Koronavirüs’ ün bulaşmasını tek başına engelleyebilecek veya tedavi edebilecek herhangi bir gıda olmasa da; sağlıklı ve dengeli beslenmenin, fiziksel aktivite ve düzenli uyku ile beraber bağışıklık sistemini güçlendirir. Bu salgın sürecinde bağışıklık sistemimizi güçlendirmeliyiz. Bağışıklık sisteminde birçok rol oynayan vitamin ve mineraller vardır. Bu vitamin ve minerallerinin yetersiz alımı ve durumu yaygındır, bu da enfeksiyonlara karşı direncin azalmasına ve sonuç olarak hastalık yükünün artmasına neden olur.
Alınacak gıdaların olabildiğince besleyici, raf ömrü uzun ve dayanıklı olması uygun olacaktır. Bu zor dönemi olabildiğince rahat atlatmak için seçilecek gıdaların protein, lif, vitamin, mineral ve antioksidanlardan zengin olması dengeli beslenme yönünden büyük önem taşımaktadır.
Mevsime uygun sebze ve meyveler her gün ve her öğün tüketilmelidir. Dayanıklı sebzelerin raf ömrünü uzatmak için yıkanmadan ve kesilmeden buzdolabında saklanmaları gerekmektedir. Antioksidanlar vücuda zarar veren serbest radikalleri etkisizleştirerek bağışıklık sistemimizi güçlendiriyor. En güçlü antioksidanların başında C vitamini geliyor. Maydanoz, yeşilbiber, kuşburnu, portakal, limon ve kivi bolca C vitamini içeriyor. Salatalarınıza limon sıkabilir, maydanoz, yeşilbiber, kırmızıbiber, domates ekleyebilirsiniz.
Kuru baklagilleri; yeşil, kırmızı mercimek, nohut, fasulye çeşitleri, barbunya, vb. gıdalar her gün tüketilebilirler. Yalnız, pişirme süresi uzun olabilen bu ürünlerin önceden büyük miktarlarda haşlanıp daha sonra hızlıca pişirilebilecek şekilde buzlukta saklanması kuru baklagillerin tüketimini kolaylaştıracaktır.
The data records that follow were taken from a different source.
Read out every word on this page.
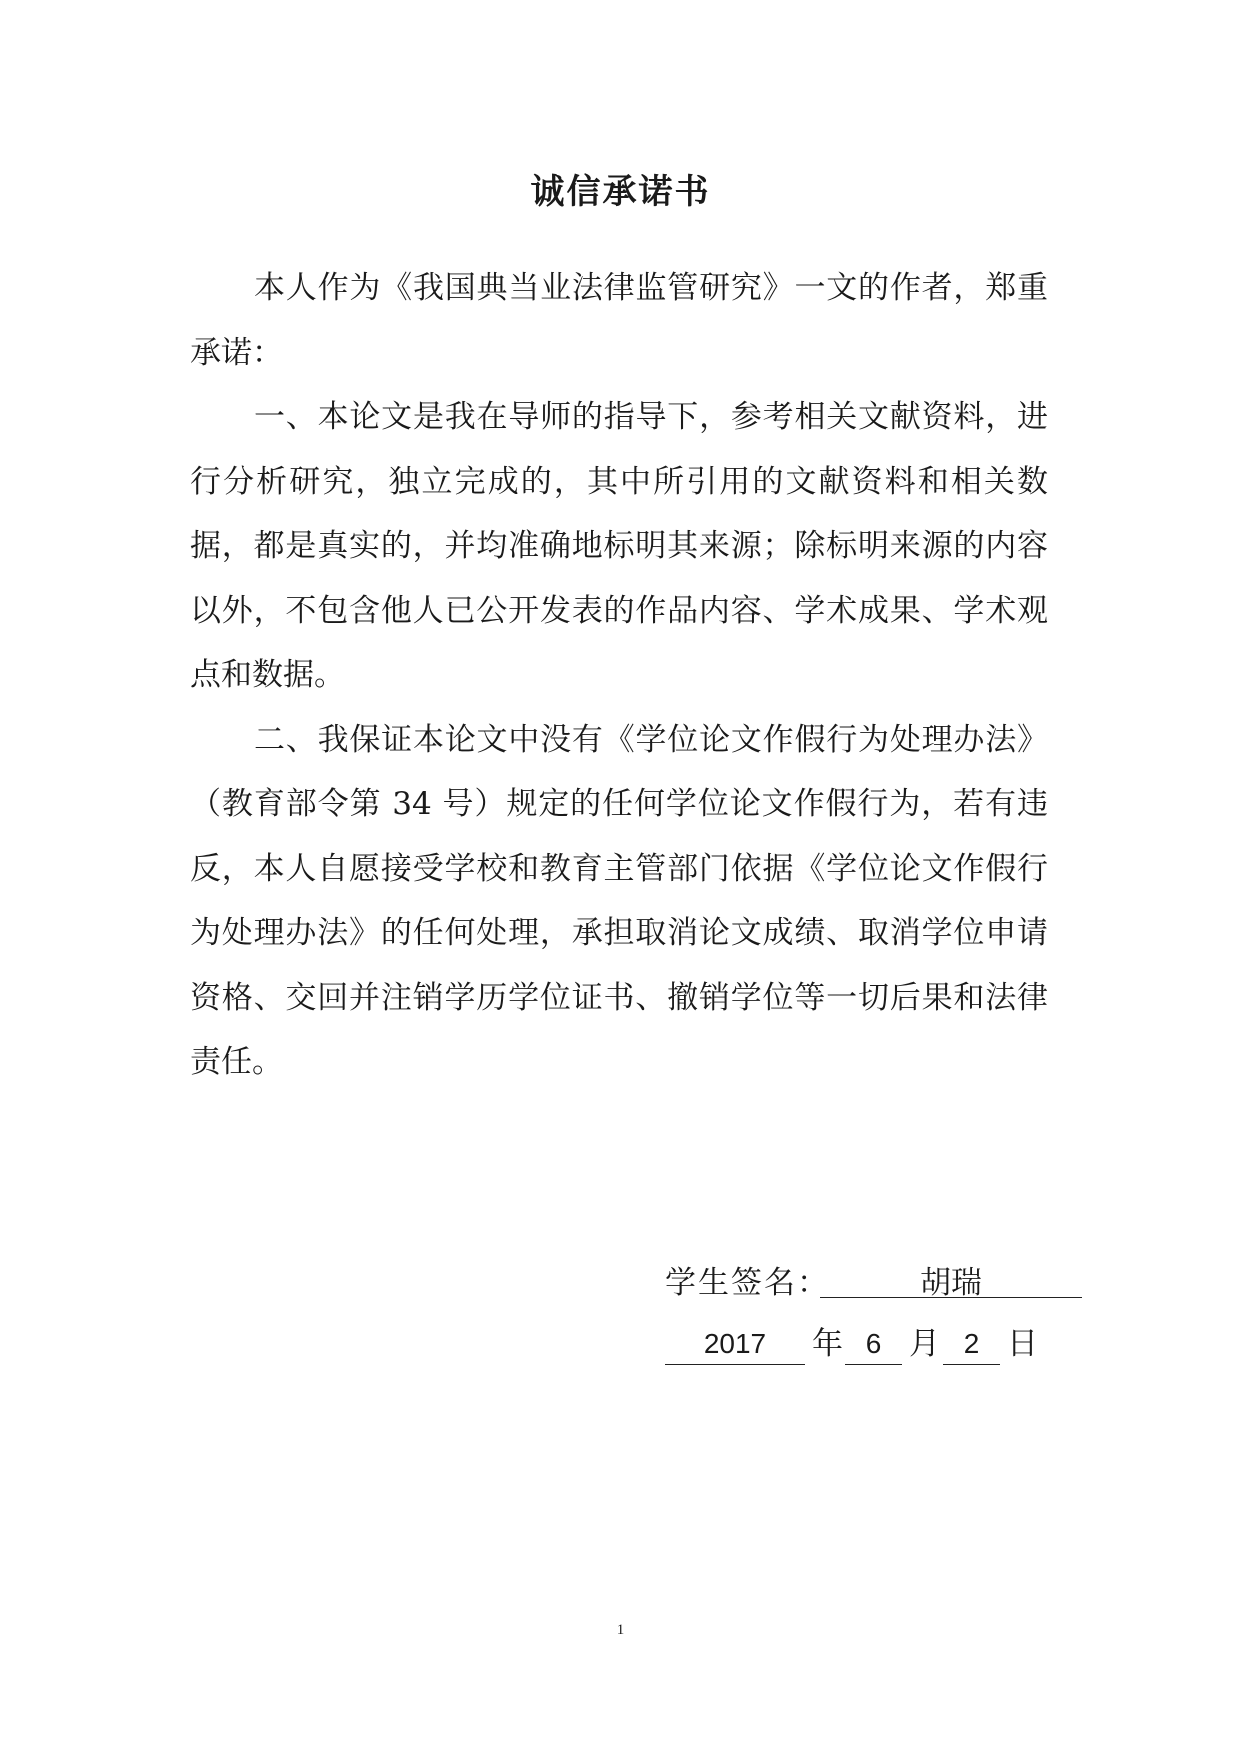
诚信承诺书

本人作为《我国典当业法律监管研究》一文的作者，郑重承诺：

一、本论文是我在导师的指导下，参考相关文献资料，进行分析研究，独立完成的，其中所引用的文献资料和相关数据，都是真实的，并均准确地标明其来源；除标明来源的内容以外，不包含他人已公开发表的作品内容、学术成果、学术观点和数据。

二、我保证本论文中没有《学位论文作假行为处理办法》（教育部令第 34 号）规定的任何学位论文作假行为，若有违反，本人自愿接受学校和教育主管部门依据《学位论文作假行为处理办法》的任何处理，承担取消论文成绩、取消学位申请资格、交回并注销学历学位证书、撤销学位等一切后果和法律责任。

学生签名：	胡瑞
2017	年 6 月 2 日
1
Haftada en az iki defa tüketilmesi önerilen balığın tazesinin bulunamadığı durumlarda donmuş veya konserve ton balığı alternatiflerinin karantina durumlarına karşı evde bulundurulması önerilebilir. Balıklar Omega-3 yağ asitlerinden zengin kaynaklardır. Omega-3 yağ asitleri vücudu enfeksiyonlara karşı koruyarak bağışıklığı destekler. Somon, uskumru, hamsi gibi yağlı balıklar Omega-3 yağ asitlerinden zengindirler. Özellikle cevizde de Omega-3 yağ asidi içerir, balık tüketemediğinizde ceviz tüketebilirsiniz.
Çinko bağışıklık sisteminin güçlenmesinde ve hormonal dengede önemli bir yere sahiptir. Çinkonun en iyi kaynakları tam tahıllar, kırmızı et, süt, yumurta, karaciğer ve deniz ürünleridir.
Her gün probiyotik takviyeli yoğurt ve kefir tüketin. Probiyotikler bağırsaklar için faydalı ‘dost’ bakterilerdir. İmmün sistemin daha iyi çalışmasına ve sindirimin düzenlenmesine yardımcı olurlar.
Zerdaçal, zençefil gibi antioksidan içeriği yüksek olan kök besinlerin tüketimine özen göstermeliyiz. Doğal bir bağışıklık güçlendirici olan zencefili limonla birlikte suya eklenerek veya toz olarak yemeklerinizde tüketebilirsiniz. Toz hallerini yoğurda ekletip de tüketebilirsiniz.
Yemekler pişirilirken hijyene dikkat edilmeli ve pişen tüm yiyeceklerin yüksek iç sıcaklığa erişmesi yani iyi pişirilmesi oldukça önemlidir. Dondurulmuş gıdaların doğru çözdürme işlemleri ile çözünmesi sağlanmalıdır. Bunlar; buzdolabında, mikrodalga fırında ve akan soğuk suyun altında yapılır.
Bu dönemde tüketilmesi sınırlandırılması gereken yiyecek ve içecekler; kan şekerini hızla yükselten şeker ve şekerli yiyecek ve içecekler, beyaz ekmek de dâhil hamur işi ürünler, işlenmiş et ürünleri, aşırı tuz içeren besinlerdir (hazır soslar, cips gibi tuzlu ürünler, patlamış mısır, tuzlu kurabiyeler, vb.).